Exercise some security, but approach it like home security. Lock your doors and collect your mail - don't go on nightly patrols.

A bigger potential problem is that someone will use your unsecured wireless network to do something "irresponsible" that might be traced to you.

I agree with AJ's remarks including MAC filtering. It's also helpful to adjust your power level down to the mimimum necessary to do the job.

If you have a Linksys product and it doesn't come with adjustable power level, you can flash your firmware with a version of the Linksys code modified by Sveasoft . It adds power level adjustment and some other nifty features. I've placed this on several Linksys units and I haven't had any trouble with them (other than voiding the Linksys warranty). Not to worry though, if you subscribe to Sveasoft (low cost and worth every penny, IMO), they have their own support forums available.

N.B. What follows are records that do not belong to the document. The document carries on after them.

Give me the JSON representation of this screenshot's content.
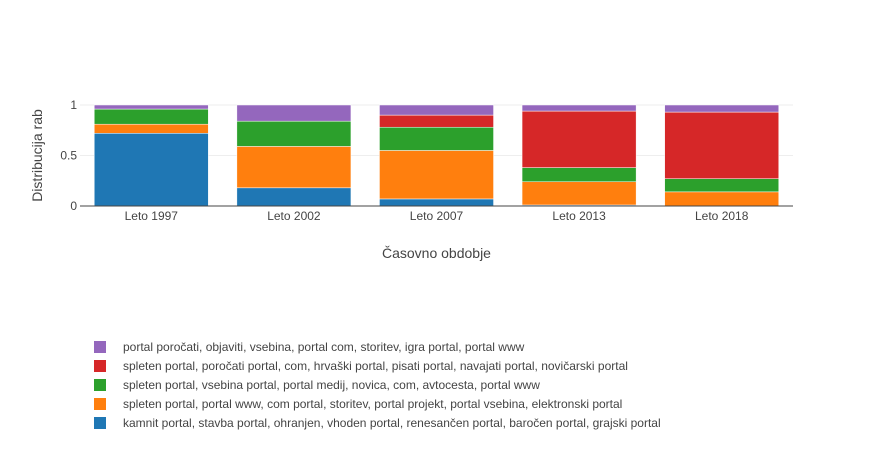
{
  "chart_data": {
    "type": "bar",
    "stacked": true,
    "xlabel": "Časovno obdobje",
    "ylabel": "Distribucija rab",
    "ylim": [
      0,
      1
    ],
    "yticks": [
      0,
      0.5,
      1
    ],
    "ytick_labels": [
      "0",
      "0.5",
      "1"
    ],
    "grid": true,
    "legend_position": "bottom-left",
    "categories": [
      "Leto 1997",
      "Leto 2002",
      "Leto 2007",
      "Leto 2013",
      "Leto 2018"
    ],
    "series": [
      {
        "name": "kamnit portal, stavba portal, ohranjen, vhoden portal, renesančen portal, baročen portal, grajski portal",
        "color": "#1f77b4",
        "values": [
          0.72,
          0.18,
          0.07,
          0.01,
          0.0
        ]
      },
      {
        "name": "spleten portal, portal www, com portal, storitev, portal projekt, portal vsebina, elektronski portal",
        "color": "#ff7f0e",
        "values": [
          0.09,
          0.41,
          0.48,
          0.23,
          0.14
        ]
      },
      {
        "name": "spleten portal, vsebina portal, portal medij, novica, com, avtocesta, portal www",
        "color": "#2ca02c",
        "values": [
          0.15,
          0.25,
          0.23,
          0.14,
          0.13
        ]
      },
      {
        "name": "spleten portal, poročati portal, com, hrvaški portal, pisati portal, navajati portal, novičarski portal",
        "color": "#d62728",
        "values": [
          0.0,
          0.0,
          0.12,
          0.56,
          0.66
        ]
      },
      {
        "name": "portal poročati, objaviti, vsebina, portal com, storitev, igra portal, portal www",
        "color": "#9467bd",
        "values": [
          0.04,
          0.16,
          0.1,
          0.06,
          0.07
        ]
      }
    ]
  }
}
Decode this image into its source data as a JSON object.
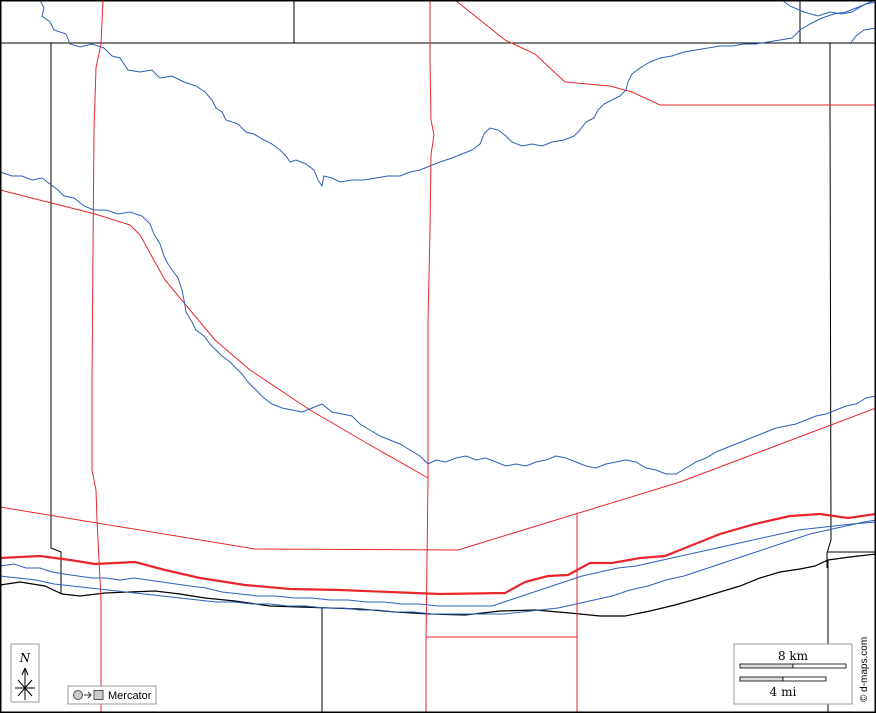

I think that virtually any level of encryption security is enough for most home networks for the simple reason that when 70% of the users set one up they quit as soon as it starts working and don't bother to enable ANY security.

So even 40 bit WEP ( though breakable by a linux PC with the right software ) is the equivalent of locking up your house when most others around you don't bother. A thief won't even mess with your house, he'll just go next door where it's all open.

Also, your wireless network connection is faster than your broadband connection, so if you're surfing the 'net, it'll feel just as fast as a wired network.

Albert Einstein, explaining radio:
"You see, wire telegraph is a kind of a very, very long cat. You pull his tail in New York and his head is meowing in Los Angeles. Do you understand this? And radio operates exactly the same way: you send signals here, they receive them there. The only difference is that there is no cat."

[ QUOTE ]
Airmon said:
Albert Einstein, explaining radio:
"You see, wire telegraph is a kind of a very, very long cat. You pull his tail in New York and his head is meowing in Los Angeles. Do you understand this? And radio operates exactly the same way: you send signals here, they receive them there. The only difference is that there is no cat."

[/ QUOTE ]

Hence the Linux WiFi portal project called NoCat... /ubbthreads/images/graemlins/grin.gif

To an experienced computer user, WEP is a walk in the park. It can be broken in three minutes and finding out how to do so is commonly available.

WEP will slow down somebody trying to get onto your network, but it will probably not stop them. A few good ideas for securing your WLAN, are channging the SSID (broadcasted network name) to something other than the default, restrict access by MAC addresses, WPA encryption, and also adding a password to your router in order to change the settings.

I wouldn't really worry about people sniffing your credit card number off your WLAN, because most sites that ask for your credit card number use https which encrypts the signal between your computer and the receiving server, whether or not you have encryption on your WLAN.

Wow, that was your 2500th post! Time to celebrate or sump'n. /ubbthreads/images/graemlins/grin.gif

[ QUOTE ]
IlluminatingBikr said:
A few good ideas for securing your WLAN, are channging the SSID (broadcasted network name) to something other than the default, restrict access by MAC addresses, WPA encryption, and also adding a password to your router in order to change the settings.


[/ QUOTE ]

Ditto all of the above. I'm still amazed to find so many A/Ps that are simply turned on with their default settings. If you don't do anything else, at least change the damned password!